Much of the focus on Paul Ryan and other Republicans' idolization of Ayn Rand has been on her work Atlas Shrugged. However, what is interesting is that her other well known work, the Fountainhead, has generally been ignored. In particular, no mention has been made about how the "hero," Howard Roark, would rape his antagonist/love interest, Domanique Falcon, and how she secretly enjoyed it. Indeed, the fact that she did not scream for help was proof of her implicit concent to Roark's abuse of her.

Yet, rather than being condemned, some folks describe this as erotic. For example, here is a review analyzing a sample rape scene to argue that despite the Domanique herself referring to Roark as "raping" her, the reviewer concludes that she really did consent. Is this what Republicans and Paul Ryan are referring to by focusing on forcible or legitimate rape?

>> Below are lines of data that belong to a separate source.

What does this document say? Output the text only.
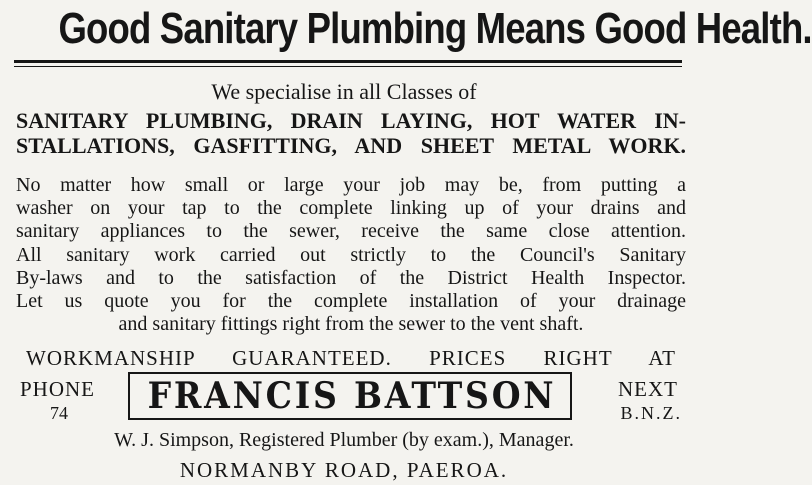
Good Sanitary Plumbing Means Good Health.
We specialise in all Classes of
SANITARY PLUMBING, DRAIN LAYING, HOT WATER IN-
STALLATIONS, GASFITTING, AND SHEET METAL WORK.
No matter how small or large your job may be, from putting a
washer on your tap to the complete linking up of your drains and
sanitary appliances to the sewer, receive the same close attention.
All sanitary work carried out strictly to the Council's Sanitary
By-laws and to the satisfaction of the District Health Inspector.
Let us quote you for the complete installation of your drainage
and sanitary fittings right from the sewer to the vent shaft.
WORKMANSHIP GUARANTEED. PRICES RIGHT AT
PHONE
74 FRANCIS BATTSON	NEXT
B.N.Z.
W. J. Simpson, Registered Plumber (by exam.), Manager.
NORMANBY ROAD, PAEROA.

http://www.braincrave.com/viewblog.php?id=14

Ayn Rand writes, "She fought like an animal. But she made no sound. She did not call for help." (bottom of p. 216). She goes on: "He did it as an act of scorn. Not as love, but as defilement. And this made her lie still and submit. One gesture of tenderness from him - and she would have remained cold, untouched by the things done to her body. But the act of a master taking shameful, contemptuous possession of her was the kind of rapture she had wanted." Later, when Dominique wants to take a bath, she writes: "She turned the light on in the bathroom. She saw herself in a tall mirror. She saw the purple bruises left on her body by his mouth. She heard a moan muffled in her throat, not very loud. It was not the sight, but the sudden flash of knowledge. She knew she would not take a bath. She knew that she wanted to keep the feeling of his body, the traces of his body on hers, knowing also what such a desire implied."

In fact, after Roark leaves, Ayn Rand writes (middle of p. 219): "She could accept, thought Dominique, and come to forget in time everything that had happened to her, save one memory: that she had found pleasure in the thing which had happened, that he had known it, and more: that he had known it before he came to her and that he would not have come but for that knowledge. She had not given him the one answer that would have saved her: an answer of simple revulsion - she had found joy in her revulsion, in her terror and in his strength. That was the degradation she had wanted and she hated him for it." When Dominique is reading a letter from Alvah Scarret: "She read it and smiled. She thought, if they knew... those people... the old life and that awed reverence before her person. I've been raped... I've been raped by some red-headed hoodlum from a stone quarry... I, Dominique Francon... Through the fierce sense of humiliation, the words gave her the same kind of pleasure she had felt in his arms." Additionally, when Dominique goes to the quarry looking for Howard Roark and doesn't find him (bottom of p. 220), Ayn Rand writes: "She walked away. She would not ask for his name. It was her last chance of freedom." Finally, she had multiple scenes where Dominique would consider something a "win" (i.e., against Roark) and would then proceed to dominate him by being the more sexually forceful.